Reflection: A Good Book

A discussion of the elements of a good book review triggered a conversation among my friends about what makes a good book.

What is a good story? As W. Somerset Maugham said, “There are three rules for writing a novel. Unfortunately, nobody knows what they are.”

Science fiction and fantasy—even romance, action and mystery—asks, “what if …?” To succeed, the author then weaves a tale which connects with the reader. Regardless of genre or style, the best stories touch who we are and what we experience. They tell us we’re not alone. Someone else has faced the same challenges, fought the same battles, felt the same heart ache.
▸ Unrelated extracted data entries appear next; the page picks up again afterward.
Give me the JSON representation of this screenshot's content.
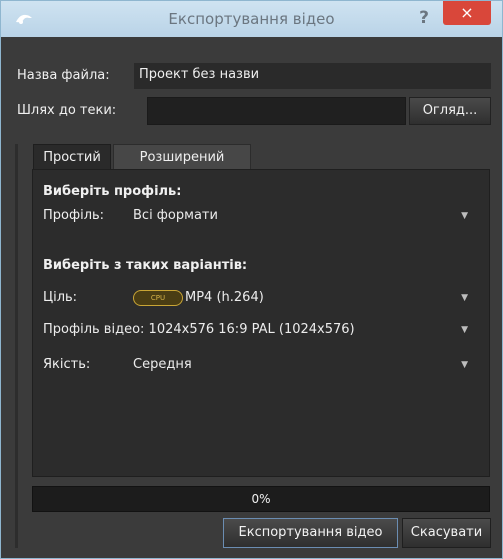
{
  "window": {
    "title": "Експортування відео",
    "help_label": "?",
    "close_label": "×"
  },
  "form": {
    "filename_label": "Назва файла:",
    "filename_value": "Проект без назви",
    "folder_label": "Шлях до теки:",
    "folder_value": "",
    "browse_label": "Огляд..."
  },
  "tabs": [
    {
      "label": "Простий",
      "active": true
    },
    {
      "label": "Розширений",
      "active": false
    }
  ],
  "simple": {
    "profile_section": "Виберіть профіль:",
    "profile_label": "Профіль:",
    "profile_value": "Всі формати",
    "options_section": "Виберіть з таких варіантів:",
    "target_label": "Ціль:",
    "target_badge": "CPU",
    "target_value": "MP4 (h.264)",
    "video_profile_label": "Профіль відео:",
    "video_profile_value": "1024x576 16:9 PAL (1024x576)",
    "quality_label": "Якість:",
    "quality_value": "Середня"
  },
  "progress": {
    "value": 0,
    "text": "0%"
  },
  "buttons": {
    "export_label": "Експортування відео",
    "cancel_label": "Скасувати"
  },
  "colors": {
    "titlebar": "#c4dcee",
    "close": "#d9473a",
    "background": "#3b3b3b",
    "badge": "#c9a535"
  }
}
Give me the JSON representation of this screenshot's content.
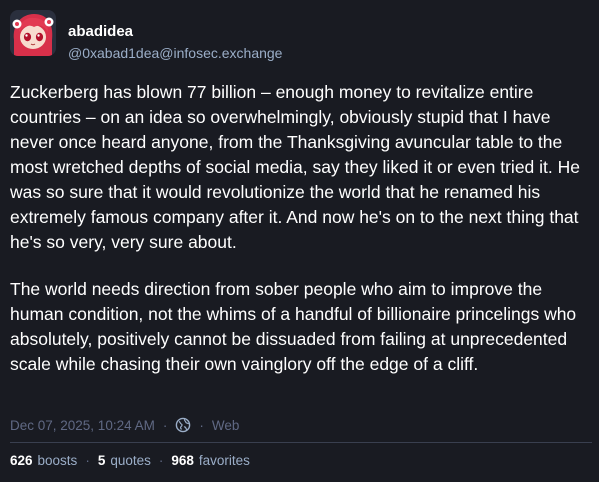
{
  "account": {
    "display_name": "abadidea",
    "handle": "@0xabad1dea@infosec.exchange",
    "avatar": "avatar-image"
  },
  "post": {
    "paragraphs": [
      "Zuckerberg has blown 77 billion – enough money to revitalize entire countries – on an idea so overwhelmingly, obviously stupid that I have never once heard anyone, from the Thanksgiving avuncular table to the most wretched depths of social media, say they liked it or even tried it. He was so sure that it would revolutionize the world that he renamed his extremely famous company after it. And now he's on to the next thing that he's so very, very sure about.",
      "The world needs direction from sober people who aim to improve the human condition, not the whims of a handful of billionaire princelings who absolutely, positively cannot be dissuaded from failing at unprecedented scale while chasing their own vainglory off the edge of a cliff."
    ]
  },
  "meta": {
    "timestamp": "Dec 07, 2025, 10:24 AM",
    "separator": "·",
    "visibility_icon": "globe-icon",
    "application": "Web"
  },
  "stats": {
    "boosts_count": "626",
    "boosts_label": "boosts",
    "quotes_count": "5",
    "quotes_label": "quotes",
    "favorites_count": "968",
    "favorites_label": "favorites",
    "separator": "·"
  },
  "colors": {
    "background": "#191b22",
    "text": "#ffffff",
    "secondary_text": "#9baec8",
    "muted_text": "#606984"
  }
}
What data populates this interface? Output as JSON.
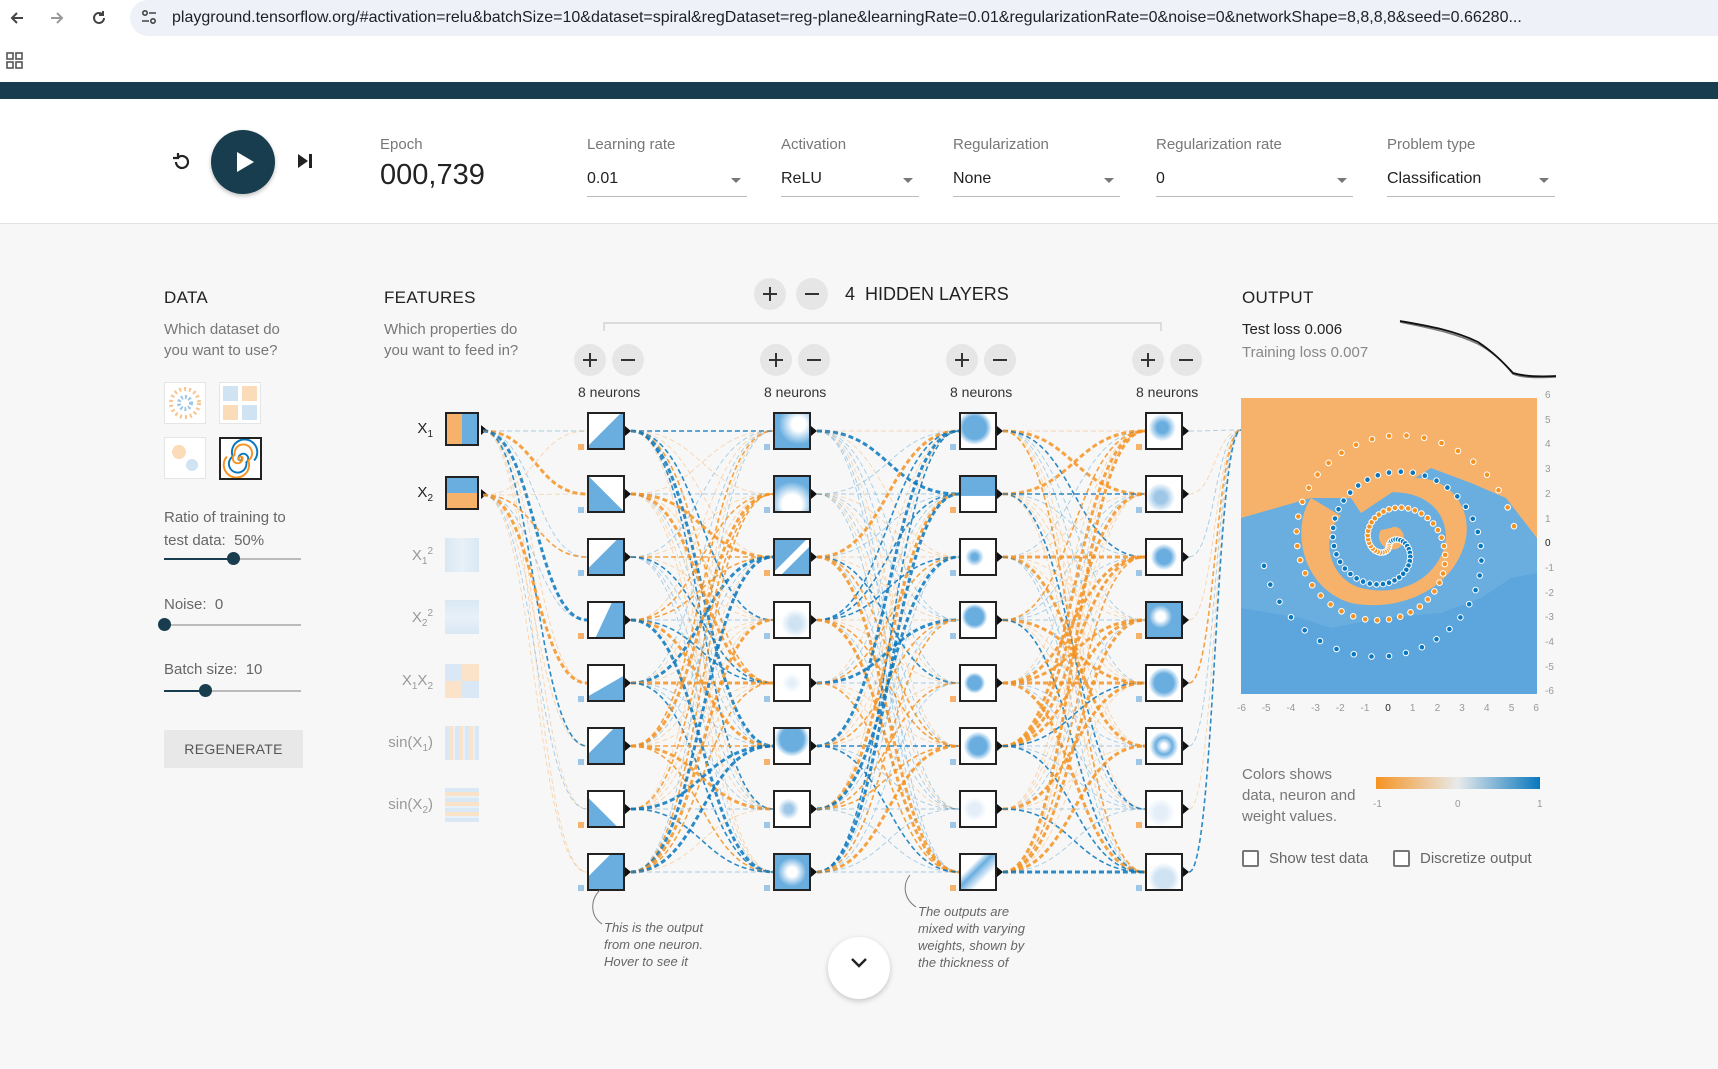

To achieve this level of intimacy, I believe the story must achieve several things. It must be populated by people we recognize, if not identify with. It must take place in a consistent, recognizable setting—even if that setting is inconsistent and alien to the protagonist. (World building is important.) The action must be plausible. The outcome must be appropriate to the story, even if it’s a negative outcome.

Good stories resonate with readers. The best stories touch your soul and change you.

I’m still looking. Are you?



3 thoughts on “Reflection: A Good Book

  1. Even literary fiction has similar “rules” – worldbuilding, emotional depth, tension and attention to writing style. Some genre fiction also has these characteristics, some does not. I would say these two worlds are moving closer together, with good literary writers taking on more genre book themes- Margaret Atwood, Justin Cronin and Lev Grossman are good examples. Yet the argument, dialogue continues among writers. This is a good thing, it means that people care enough to debate the issue.

  2. “The outcome must be appropriate to the story, even if it’s a negative outcome.” I’ve heard it put that the protagonist has to earn the ending.

    Sometimes the trend in literary fiction is to sock the protag with an ending he/she doesn’t earn, the message being that life events are largely random, without sensible, neat, “book” resolutions. Good guys lose. That worked for me in Bel Canto, but felt contrived in Cold Mountain.

  3. Jean, you and I might be the only people in the world who were let down by the ending of Cold Mountain. I like that phrase: “Earn the ending.”

    Yes, despite all the trash out there, better and better books are being written. Finding them is a little tougher.